Much more important than how I manage my eating is this: I am gradually learning -- this is remedial learning, something I should have learned in childhood -- to get ahead of myself a little, to plan and execute in my own person for my own ends. And that is not trivial. That's the project of inhabiting my own life, as I've written many times. I want to live in my life, not camp out in it. I don't want to be a tourist here. I want to be a local. And there is no time I feel more like a local than when I am following my own regimen: when I get up in the morning to the ritual of making the breakfast I prepped last night, or when I wash the week's apples as the finishing touch of putting away the week's shopping. Every time I follow through on a commitment to myself, there's a moment of relief, of rightness.

So call it a success, or call it a failure. It's both: but it ain't over.

Monday, May 09, 2022

After Winter

It took an unexpected bounce. I was following the thing to the end,
because I believe in following things to the end, and because I 
didn't want to, and I believe in doing things I don't want to do, too.

Eventually. So it seemed clear enough: I couldn't find any mistakes 
in the chain of reasoning. Elect one thorough nut-job per century
to the helm of a nuclear power, and sooner or later, the bombs fly. 

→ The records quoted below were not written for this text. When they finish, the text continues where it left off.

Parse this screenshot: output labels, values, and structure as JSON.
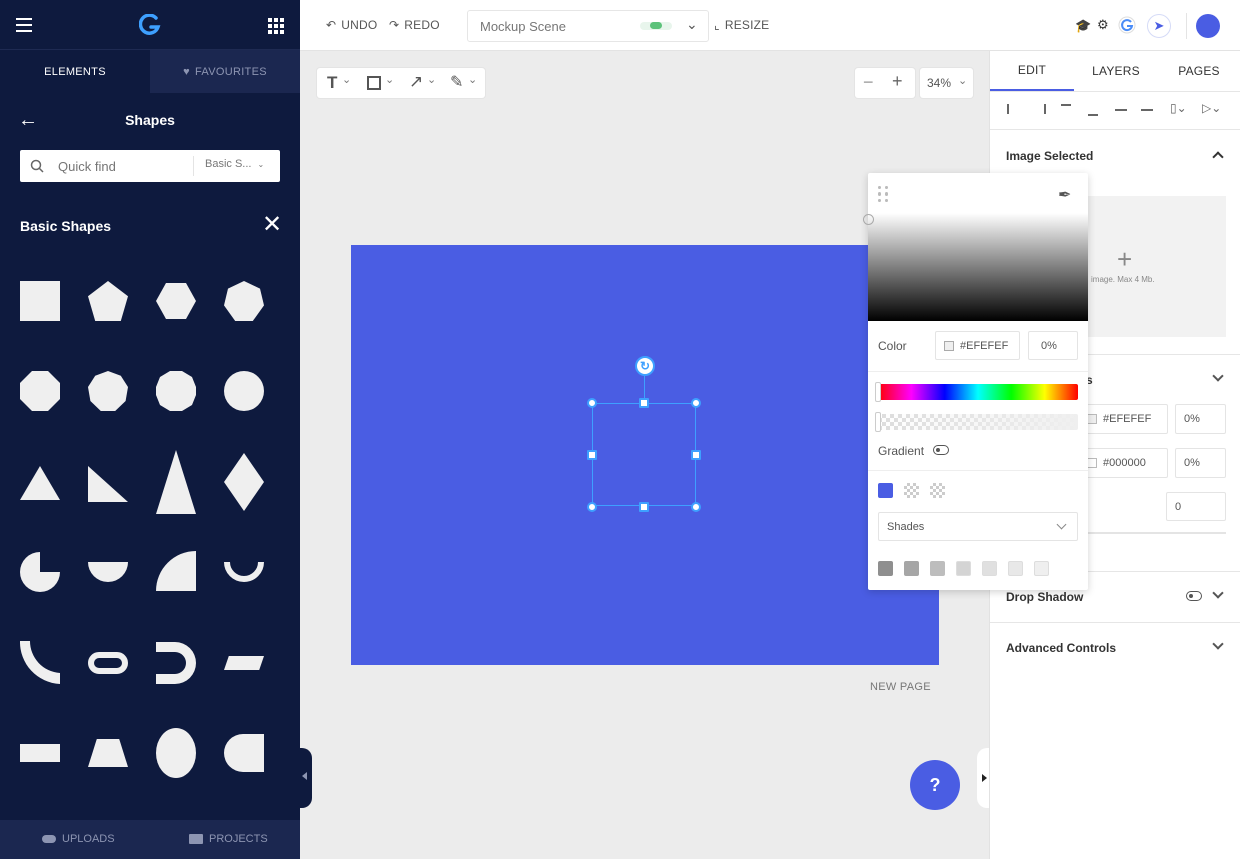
{
  "sidebar": {
    "tabs": {
      "elements": "ELEMENTS",
      "favourites": "FAVOURITES"
    },
    "panel_title": "Shapes",
    "search": {
      "placeholder": "Quick find",
      "category": "Basic S..."
    },
    "section_title": "Basic Shapes",
    "bottom": {
      "uploads": "UPLOADS",
      "projects": "PROJECTS"
    }
  },
  "topbar": {
    "undo": "UNDO",
    "redo": "REDO",
    "scene_name": "Mockup Scene",
    "resize": "RESIZE"
  },
  "canvas_toolbar": {
    "zoom": "34%"
  },
  "canvas": {
    "background_color": "#4a5de3",
    "new_page": "NEW PAGE"
  },
  "help": {
    "label": "?"
  },
  "right_panel": {
    "tabs": [
      "EDIT",
      "LAYERS",
      "PAGES"
    ],
    "image_selected": "Image Selected",
    "upload_hint": "image. Max 4 Mb.",
    "fill_partial": "s",
    "fill_color": "#EFEFEF",
    "fill_opacity": "0%",
    "stroke_color": "#000000",
    "stroke_opacity": "0%",
    "stroke_width": "0",
    "drop_shadow": "Drop Shadow",
    "advanced": "Advanced Controls"
  },
  "color_picker": {
    "color_label": "Color",
    "hex": "#EFEFEF",
    "opacity": "0%",
    "gradient_label": "Gradient",
    "palette_select": "Shades",
    "swatches": [
      "#4a5de3"
    ],
    "shades": [
      "#8f8f8f",
      "#a6a6a6",
      "#bdbdbd",
      "#d4d4d4",
      "#e0e0e0",
      "#e8e8e8",
      "#efefef"
    ]
  }
}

And then all the people are dead. At which point most things
are drained of what we usually call meaning, right? The kids 
you worked so hard to keep alive, their kids, everybody's kids --

Welp, there they all go. What was the point of that? I mean, you
can rhapsodize about eternity in an hour, and all that, but I find
the blackened corpses of my descendants discouraging. Maybe

it's just me. But to proceed: I read somewhere that someone 
thought eukaryotes anyway would make it through a nuclear winter. 
And from there the game could begin again. We've still

got billions of years: plenty of time. Though I'm sorry about the cats.
So then I think: do I care what happens to the creatures
who finally make the leap? Make it for real, I mean? And I thought

well, I do if they're good. And there I paused: a new scent
was on the wind. If they love what's beautiful and worry what's true:
well, sure I care. And I wonder how to leave them a message, and then

I wonder what message I would leave? "Be careful, dears, there's
a tricky part that comes when you industrialize"? "Put your house
in order before you learn how to burn it down"? Hard to know

what they'll need to know, and whether they could learn it from us anyway.
Maybe every teenager needs to wreck his own car. I don't know. But
True, and Beautiful, and Good: those are Plato's words, and

I would have sworn I'd left them long behind. But suppose, suppose
these things come down from the top as well as up from the bottom.
Suppose the god is imaginary to start with, but slowly becomes real

And begins to create his creators. Suppose the flow reverses, or rather
suppose it goes in both directions, both at once, all the time: the ideas 
rising from our snuffly snouts and dreams of fruit, but also seeping down

and making sense of us, make sense through us. How do we know
after all, that what we grope for is not a thing that is becoming real,
more real than the hand that seizes it? How do we know? That scent:

a new scent on the wind. And I, as old as Odysseus's dog,
lifting my head. Wine and wrestling oil and clothes 
damp with sea-rinse: surely I knew once what that meant?